Bu liste uzatılabilir hem de bayağı uzatılabilir. Ama anlamı yok. Bu hal ve gidişe bakınca akılma Sun Tzu’nun 2500 küsur sene önce yazdığı “Savaş Sanatı” kitapçığı geldi. Anlaşılan o ki, Marks, Engels, Lenin ve Stalin’den öğrenemedik; en azından yöntemlerini, somut durumun somut analizini yapmayı ve ona göre hareket etmeyi öğrenemedik, bari Sun Tzu’dan öğrenelim; en azından, hiç olmazsa öğrenmeye çalışalım...

Ne diyordu Sun Tzu?
Düşmanı ve kendini tanıyorsan, yüzlerce muharebenin sonucundan korkmana gerek yok. Kendini tanıyorsan, ama düşmanı tanımıyorsan kazandığın her zafer için yenilgiye uğrayacaksın. Ne düşmanı ne de kendini tanıyorsan, her muharebede yenileceksin... Gerçeklere bağlı kal”.

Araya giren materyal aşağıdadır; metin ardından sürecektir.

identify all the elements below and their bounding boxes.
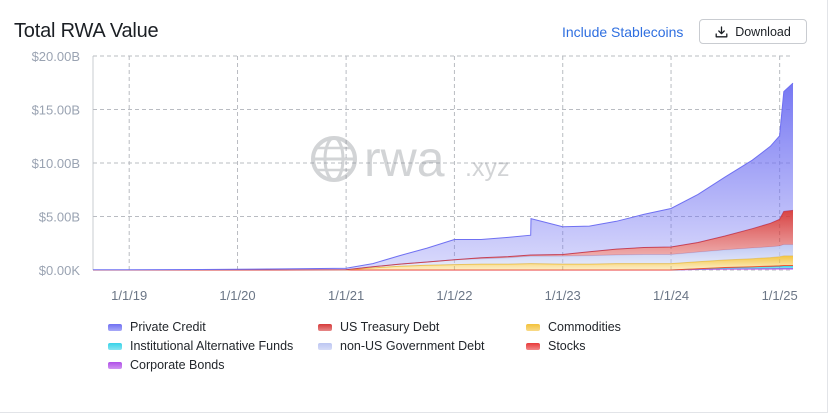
y-tick-label: $15.00B xyxy=(32,103,80,118)
area-series xyxy=(92,82,794,271)
rwa-watermark: rwa .xyz xyxy=(311,131,509,187)
legend-swatch xyxy=(108,323,122,331)
chart-title: Total RWA Value xyxy=(14,20,159,42)
watermark-text: rwa xyxy=(364,131,445,187)
area-commodities xyxy=(93,255,793,270)
legend-item-private-credit[interactable]: Private Credit xyxy=(108,320,206,334)
x-tick-label: 1/1/23 xyxy=(545,288,581,303)
area-non-us-government-debt xyxy=(93,244,793,270)
x-tick-label: 1/1/22 xyxy=(436,288,472,303)
legend-swatch xyxy=(526,342,540,350)
legend-label: Corporate Bonds xyxy=(130,358,225,372)
x-tick-label: 1/1/19 xyxy=(111,288,147,303)
y-tick-label: $10.00B xyxy=(32,156,80,171)
globe-icon xyxy=(311,136,357,182)
y-tick-label: $5.00B xyxy=(39,210,80,225)
x-tick-label: 1/1/25 xyxy=(762,288,798,303)
include-stablecoins-link[interactable]: Include Stablecoins xyxy=(562,24,684,40)
area-corporate-bonds xyxy=(93,268,793,270)
download-icon xyxy=(715,25,728,38)
download-button[interactable]: Download xyxy=(699,19,807,44)
y-tick-label: $20.00B xyxy=(32,49,80,64)
watermark-suffix: .xyz xyxy=(465,154,509,182)
legend-label: non-US Government Debt xyxy=(340,339,485,353)
chart-legend: Private Credit US Treasury Debt Commoditie… xyxy=(108,320,748,380)
x-tick-label: 1/1/20 xyxy=(219,288,255,303)
rwa-area-chart: rwa .xyz $0.00K $5.00B $10.00B $15.00B $20.0… xyxy=(32,49,798,303)
legend-swatch xyxy=(318,342,332,350)
chart-axes: $0.00K $5.00B $10.00B $15.00B $20.00B 1/1/19 1… xyxy=(32,49,798,303)
x-tick-label: 1/1/24 xyxy=(653,288,689,303)
legend-swatch xyxy=(318,323,332,331)
legend-swatch xyxy=(108,342,122,350)
legend-label: Private Credit xyxy=(130,320,206,334)
legend-label: US Treasury Debt xyxy=(340,320,440,334)
legend-swatch xyxy=(108,361,122,369)
legend-label: Commodities xyxy=(548,320,621,334)
legend-item-institutional-alternative-funds[interactable]: Institutional Alternative Funds xyxy=(108,339,293,353)
download-label: Download xyxy=(735,24,791,39)
line-private-credit xyxy=(92,82,794,271)
area-private-credit xyxy=(93,83,793,270)
legend-item-corporate-bonds[interactable]: Corporate Bonds xyxy=(108,358,225,372)
legend-item-us-treasury-debt[interactable]: US Treasury Debt xyxy=(318,320,439,334)
y-tick-label: $0.00K xyxy=(39,263,81,278)
legend-label: Stocks xyxy=(548,339,586,353)
legend-swatch xyxy=(526,323,540,331)
legend-label: Institutional Alternative Funds xyxy=(130,339,294,353)
legend-item-stocks[interactable]: Stocks xyxy=(526,339,586,353)
legend-item-non-us-government-debt[interactable]: non-US Government Debt xyxy=(318,339,485,353)
legend-item-commodities[interactable]: Commodities xyxy=(526,320,621,334)
x-tick-label: 1/1/21 xyxy=(328,288,364,303)
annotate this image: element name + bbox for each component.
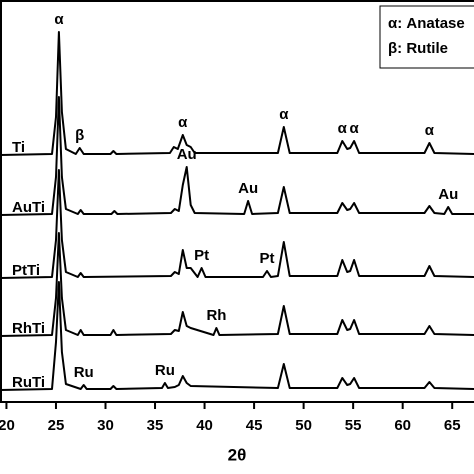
- x-tick-label: 65: [444, 417, 461, 434]
- legend-box: [379, 5, 474, 69]
- xrd-pattern: [0, 232, 474, 337]
- series-label: RhTi: [12, 320, 45, 337]
- series-label: AuTi: [12, 199, 45, 216]
- legend-note: β: Rutile: [388, 40, 448, 57]
- xrd-pattern: [0, 169, 474, 279]
- series-label: PtTi: [12, 262, 40, 279]
- x-tick-label: 35: [147, 417, 164, 434]
- x-tick-label: 60: [394, 417, 411, 434]
- peak-annotation: Pt: [259, 250, 274, 267]
- series-label: Ti: [12, 139, 25, 156]
- peak-annotation: α: [54, 11, 64, 28]
- peak-annotation: Pt: [194, 247, 209, 264]
- x-tick-label: 30: [97, 417, 114, 434]
- peak-annotation: α: [279, 106, 289, 123]
- peak-annotation: Ru: [155, 362, 175, 379]
- peak-annotation: Rh: [206, 307, 226, 324]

Nasıl bir sınıf düşmanıyla karşı karşıya olduğumuzu bir türlü anlatamadım, belki de çare Sun Tzu!

*

1) Esas hedef, “sinekler” değil, bataklıktır; yani tehdidin kaynağı esas hedeftir. Bu durumda Suriye ve Irak üzerinden Türkiye'yi tehdit edenler hedef alınacaktır. Suriye ve Irak üzerinden tehdidi Türk burjuvazisi sadece Kürt Özgürlük Hareketiyle sınırlamamaktadır; onun algılamasına göre Türkiye'yi bölmek isteyen Batılı güçler bunu “terör” örgütü üzerinden gerçekleştirmek istiyorlar. Türk burjuvazisinin algılamasına göre bütün terör örgütleri belli devletlerin kontrolü altındadır (Kürt Özgürlük Hareketi, devrimci ve komünist örgütler de terör örgütleri olarak görülmekteler ve dolayısıyla şu veya bu devletin çıkarları için mücadele etmekteler). Türkiye'ye karşı rekabet içinde olan, Türkiye'yi vurmak isteyen ülkeler bunu terör örgütleri üzerinden yapmaktalar. Bu nedenle bu terör örgütlerinin Türkiye'ye karşı sınır içindeki ve dışındaki faaliyetleri, Türkiye'ye karşı bir savaş halinin yansımasıdır. Bu nedenle bu terör örgütleri nerede konuşlanmışlarsa (bataklık) orada imha edilmelidir. Türk burjuvazisinin algılamasına göre bu ve yakın coğrafyada çıkarları olan ülkeler, Türkiye'nin terörle meşgul olmasını ve başka bir şey yapacak durumda olmamasını istiyorlar. Bu durumda Türkiye bu yüzyılı kaybedecektir; kaybetmesini isteyen ülkeler kazanacaktır. O halde Türkiye bu yüzyılı kaybetmemek için kaybetmesini isteyen ülkeleri yönlendirdiği terör örgütleri üzerinden vurmalıdır.
Bugün için bu örgütler Türkiye'yi Irak ve Suriye üzerinden vurdukları için Türkiye de onları Suriye ve Irak topraklarında vurmalıdır. Bu nedenle Suriye'ye girilmiştir. Bu nedenle, gerekirse Irak'a da girilecektir. Türk burjuvazisi ulusal güvenliğini sağlamak için sınır ötesi müdahalesinin sadece “Fırat Kalkanı” ile sınırlı kalmayacağını, Afrin'in (Kilis-Kırıkhan hattı) ve Fırat'ın doğusunun da (Kobane ve Cizire Kantonları) hedef alınacağını açıkça ilan etmektedir. Bugün Afrin’i işgal girişimi de bu politikayı uyguladığını göstermektedir.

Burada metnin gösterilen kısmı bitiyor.